The vacant Amerock building in downtown Rockford was was placed on the National Register of Historic Places in 2011. Local group, Friends of Ziock, helped the building garner the recognition.
Friends of Ziock member, Don Bissell, says, “It’s not architecturally significant, but it is significant for the fact that it’s tied to an early Rockford business.”
That’s how Amerock was able to receive the certification. It also qualifies the building to receive historic tax credits from the state, money that goes toward developing the buildings deemed historically significant.
The tax credits are supposed to help Wisconsin developer Gorman & Company, Inc. turn Amerock into an Embassy Suites Hotel and Conference Center.
The state’s tax credits are scheduled to run out this year, and the budget impasse in Springfield could stop them from being extended.
Rockford Mayor Larry Morrissey took a trip to Springfield Thursday to ask lawmakers for a five year extension.
He says, “We don’t want to think about what would happen if it doesn’t get extended. We know it would be the loss of a lot of jobs, the loss of a lot of tremendous economic opportunity in our area.”
Bissell says his Friends of Ziock group has turned their attention to trying to get historic tax credits for the vacant Chick Hotel on South Main Street, and the old Freight Depot on Cedar Street, but fear the state stalemate could bring downtown development to a standstill.
Bissell says, “It would be very disappointing. I think we’re on a good path right now, and we need to maintain that.”

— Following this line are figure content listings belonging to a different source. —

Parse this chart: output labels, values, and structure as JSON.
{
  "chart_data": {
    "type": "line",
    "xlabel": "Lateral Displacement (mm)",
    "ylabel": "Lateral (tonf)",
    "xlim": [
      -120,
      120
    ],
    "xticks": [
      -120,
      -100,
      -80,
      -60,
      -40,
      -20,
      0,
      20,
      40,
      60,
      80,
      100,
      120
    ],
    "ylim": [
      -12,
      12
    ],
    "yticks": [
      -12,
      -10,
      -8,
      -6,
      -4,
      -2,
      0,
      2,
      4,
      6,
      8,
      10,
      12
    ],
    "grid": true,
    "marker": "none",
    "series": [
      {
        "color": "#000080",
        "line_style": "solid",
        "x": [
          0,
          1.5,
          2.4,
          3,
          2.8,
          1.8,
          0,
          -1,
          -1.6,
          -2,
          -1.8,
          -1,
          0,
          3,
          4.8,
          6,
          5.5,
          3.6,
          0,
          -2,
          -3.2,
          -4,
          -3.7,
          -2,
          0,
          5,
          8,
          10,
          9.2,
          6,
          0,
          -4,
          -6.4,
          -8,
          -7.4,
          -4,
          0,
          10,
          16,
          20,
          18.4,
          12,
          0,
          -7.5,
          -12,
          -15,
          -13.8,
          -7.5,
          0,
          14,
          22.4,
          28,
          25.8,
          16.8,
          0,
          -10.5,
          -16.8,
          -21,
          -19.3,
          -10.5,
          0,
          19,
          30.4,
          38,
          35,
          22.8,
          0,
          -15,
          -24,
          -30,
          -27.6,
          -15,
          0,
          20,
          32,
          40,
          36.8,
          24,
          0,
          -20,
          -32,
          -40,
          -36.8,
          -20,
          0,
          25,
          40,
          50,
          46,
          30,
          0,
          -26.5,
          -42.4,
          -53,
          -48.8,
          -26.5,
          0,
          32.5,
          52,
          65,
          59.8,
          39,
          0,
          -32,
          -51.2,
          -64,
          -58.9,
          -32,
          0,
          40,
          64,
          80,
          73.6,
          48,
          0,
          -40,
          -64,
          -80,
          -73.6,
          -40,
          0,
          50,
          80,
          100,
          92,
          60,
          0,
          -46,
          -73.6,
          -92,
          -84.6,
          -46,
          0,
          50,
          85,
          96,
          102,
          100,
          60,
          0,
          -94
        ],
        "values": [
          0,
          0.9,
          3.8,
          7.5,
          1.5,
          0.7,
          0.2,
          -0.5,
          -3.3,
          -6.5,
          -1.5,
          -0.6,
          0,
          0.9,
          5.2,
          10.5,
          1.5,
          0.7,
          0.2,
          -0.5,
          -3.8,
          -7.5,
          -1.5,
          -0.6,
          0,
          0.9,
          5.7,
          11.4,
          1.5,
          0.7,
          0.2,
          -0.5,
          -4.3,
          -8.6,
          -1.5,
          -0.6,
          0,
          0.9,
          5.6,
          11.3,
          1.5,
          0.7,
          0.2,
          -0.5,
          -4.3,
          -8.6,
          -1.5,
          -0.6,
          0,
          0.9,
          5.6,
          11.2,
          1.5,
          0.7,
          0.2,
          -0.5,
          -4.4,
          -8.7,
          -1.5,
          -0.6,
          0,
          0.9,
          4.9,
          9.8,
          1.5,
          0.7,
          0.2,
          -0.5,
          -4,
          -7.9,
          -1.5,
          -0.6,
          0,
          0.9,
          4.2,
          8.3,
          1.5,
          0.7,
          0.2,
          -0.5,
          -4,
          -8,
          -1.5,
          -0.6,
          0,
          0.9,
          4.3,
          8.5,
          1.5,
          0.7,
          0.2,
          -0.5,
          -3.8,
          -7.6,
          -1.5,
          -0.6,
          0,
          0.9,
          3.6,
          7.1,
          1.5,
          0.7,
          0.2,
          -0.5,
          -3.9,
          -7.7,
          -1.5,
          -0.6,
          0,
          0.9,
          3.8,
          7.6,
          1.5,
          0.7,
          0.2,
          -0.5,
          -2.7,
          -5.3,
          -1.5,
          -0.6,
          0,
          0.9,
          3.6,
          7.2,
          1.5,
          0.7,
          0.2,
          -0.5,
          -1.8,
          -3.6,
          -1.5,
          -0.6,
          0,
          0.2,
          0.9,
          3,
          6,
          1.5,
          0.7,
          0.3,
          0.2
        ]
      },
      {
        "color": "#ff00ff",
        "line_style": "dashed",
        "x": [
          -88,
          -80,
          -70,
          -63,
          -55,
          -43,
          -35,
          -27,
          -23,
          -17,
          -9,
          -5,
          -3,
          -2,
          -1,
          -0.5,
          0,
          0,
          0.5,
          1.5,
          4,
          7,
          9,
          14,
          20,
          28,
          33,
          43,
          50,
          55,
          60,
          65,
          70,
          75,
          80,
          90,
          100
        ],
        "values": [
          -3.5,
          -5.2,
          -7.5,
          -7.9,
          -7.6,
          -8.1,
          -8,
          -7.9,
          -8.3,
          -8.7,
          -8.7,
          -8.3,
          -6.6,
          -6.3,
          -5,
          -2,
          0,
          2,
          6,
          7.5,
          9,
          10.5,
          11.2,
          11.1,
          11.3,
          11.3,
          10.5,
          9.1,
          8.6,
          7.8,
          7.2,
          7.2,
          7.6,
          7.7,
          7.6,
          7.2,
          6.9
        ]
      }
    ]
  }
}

The state historic tax credits are supposed to pay for nearly a third of the $67 million Amerock project. Gorman CEO Gary Gorman, and Mayor Morrissey, have taken trips to China hoping to secure $25 million for the project through EB5 funding, a Federal program designed by Congress to stimulate the U.S. economy through foreign investment. Gorman told Eyewitness News in February of this year that he is not ruling out asking for more EB5 money if the tax credits are not extended.